Asian markets were mixed, with Tokyo surging thanks to a weakening yen after a weekend G20 meeting ended without accusing Japan of orchestrating a recent slide in its currency.
The Japanese unit resumed its downward trend as dealers welcomed the end of the Moscow talks, which came amid concerns that Japan's new aggressive monetary policy could spark a currency war.
Tokyo climbed 2.09 percent, or 234.04 points, to 11,407.87 and Sydney added 0.59 percent, or 29.5 points, to end at 5,063.4, around highs not seen for about four-and-a-half years thanks to strong corporate results.
Seoul was flat, edging up 0.73 points to 1,981.91.
However, Hong Kong eased 0.27 percent, or 62.62 points, to 23,381.94, while Shanghai, returning after a week-long Lunar New Year break, fell 0.45 percent, or 10.84 points, to 2,421.56.
The G20 finance ministers' statement issued Saturday said: "We will refrain from competitive devaluation," adding "we will not target our exchange rates for competitive purposes".
The pledge echoed a recent statement by the G7 richest nations. Neither named Tokyo as a currency manipulator.
The BoJ, under pressure from Japan's new conservative government, last month unveiled a plan for unlimited monetary easing and a target for two percent inflation as part of a bid to beat lingering deflation.
However, the moves sparked charges of manipulation, particularly in Europe, with some warning of a currency war in which nations weaken their units in a bid to boost exports.

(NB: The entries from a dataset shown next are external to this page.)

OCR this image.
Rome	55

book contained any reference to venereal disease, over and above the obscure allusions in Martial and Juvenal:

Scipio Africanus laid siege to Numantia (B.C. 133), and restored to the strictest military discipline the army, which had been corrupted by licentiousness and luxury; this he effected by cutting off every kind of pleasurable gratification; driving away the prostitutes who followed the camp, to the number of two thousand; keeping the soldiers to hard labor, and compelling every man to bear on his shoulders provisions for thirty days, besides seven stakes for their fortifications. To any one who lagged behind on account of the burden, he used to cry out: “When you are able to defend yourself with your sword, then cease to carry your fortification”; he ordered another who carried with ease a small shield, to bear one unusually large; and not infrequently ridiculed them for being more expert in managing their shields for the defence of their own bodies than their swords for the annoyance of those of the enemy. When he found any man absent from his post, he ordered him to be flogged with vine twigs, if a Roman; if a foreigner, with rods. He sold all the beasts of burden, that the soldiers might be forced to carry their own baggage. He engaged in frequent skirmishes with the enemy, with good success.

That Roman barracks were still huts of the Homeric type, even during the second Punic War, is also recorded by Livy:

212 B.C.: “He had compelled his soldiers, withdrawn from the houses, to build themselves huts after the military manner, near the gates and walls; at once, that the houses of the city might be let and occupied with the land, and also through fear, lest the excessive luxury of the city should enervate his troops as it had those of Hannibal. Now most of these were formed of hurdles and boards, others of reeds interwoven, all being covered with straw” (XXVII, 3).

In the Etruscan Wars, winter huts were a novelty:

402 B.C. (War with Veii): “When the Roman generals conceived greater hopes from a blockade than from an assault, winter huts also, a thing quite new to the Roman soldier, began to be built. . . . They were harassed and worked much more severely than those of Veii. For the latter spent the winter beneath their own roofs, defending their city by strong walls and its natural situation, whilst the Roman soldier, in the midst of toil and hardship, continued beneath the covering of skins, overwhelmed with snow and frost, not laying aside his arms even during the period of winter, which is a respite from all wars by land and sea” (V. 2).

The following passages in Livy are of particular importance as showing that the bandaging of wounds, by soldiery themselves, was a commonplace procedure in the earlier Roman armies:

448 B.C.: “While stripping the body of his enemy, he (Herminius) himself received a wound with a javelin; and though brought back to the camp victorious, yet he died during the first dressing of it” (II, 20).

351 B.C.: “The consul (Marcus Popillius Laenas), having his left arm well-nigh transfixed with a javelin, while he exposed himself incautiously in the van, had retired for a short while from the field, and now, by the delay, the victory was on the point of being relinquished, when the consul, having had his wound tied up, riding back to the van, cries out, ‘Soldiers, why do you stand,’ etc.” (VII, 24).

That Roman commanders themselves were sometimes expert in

In foreign exchange trade the dollar strengthened to 94.02 yen, from 93.53 yen in New York on Friday, while the euro bought 125.32 yen from 124.97 yen. The Japanese unit has lost about 17 percent against the dollar and 25 percent against the euro since November.
The euro also bought $1.3329 compared with $1.3360 in New York on Friday.
National Australia Bank said the yen's return to a weakening trend -- after rising before the G20 talks -- signalled "exchange rate shifts arising from appropriate domestic monetary and fiscal policies will not be criticised or challenged".
"But direct reference to currencies as a policy objective will be," it added in a note.
"We believe this means the yen is free to weaken, but Japanese officials must refrain from being seen to be goading the yen to weaker levels."
And Shane Oliver, head of investment strategy and chief economist at AMP Capital in Sydney, told Dow Jones Newswires the G20 "doesn't seem to have done anything to prevent Japan from stimulating its economy".
In Shanghai, shares rose on their first day after the long holiday, with dealers optimistic about the domestic economy following strong trade data at the beginning of the month.
Oil prices were mixed, with New York's main contract, light sweet crude for delivery in March, down 32 cents to $95.54 a barrel in the afternoon while Brent North Sea crude for delivery in April added 18 cents to $117.84.
Gold was at $1,614.10 at 0820 GMT, compared with $1,628.08 late Friday.
In other markets:
Taipei rose 0.47 percent, or 36.88 points, to 7,943.53.
Taiwan Semiconductor Manufacturing Co. was 1.90 percent higher at Tw$107.0 while Cathay Financial Holdings surged 5.10 percent to Tw$37.1.
Manila closed 0.67 percent higher, adding 43.59 points to 6,565.23.
Property firm Megaworld rose 2.7 percent to 3.78 pesos and Philippine Long Distance Telephone Co. added 0.4 percent at 2,850 pesos.
Wellington rose 0.42 percent, or 17.74 points, to 4,214.48.
Telecom was up 1.58 percent at NZ$2.26, Fletcher Building added 1.47 percent to NZ$9.00 and Air New Zealand eased 0.39 percent to NZ$1.26.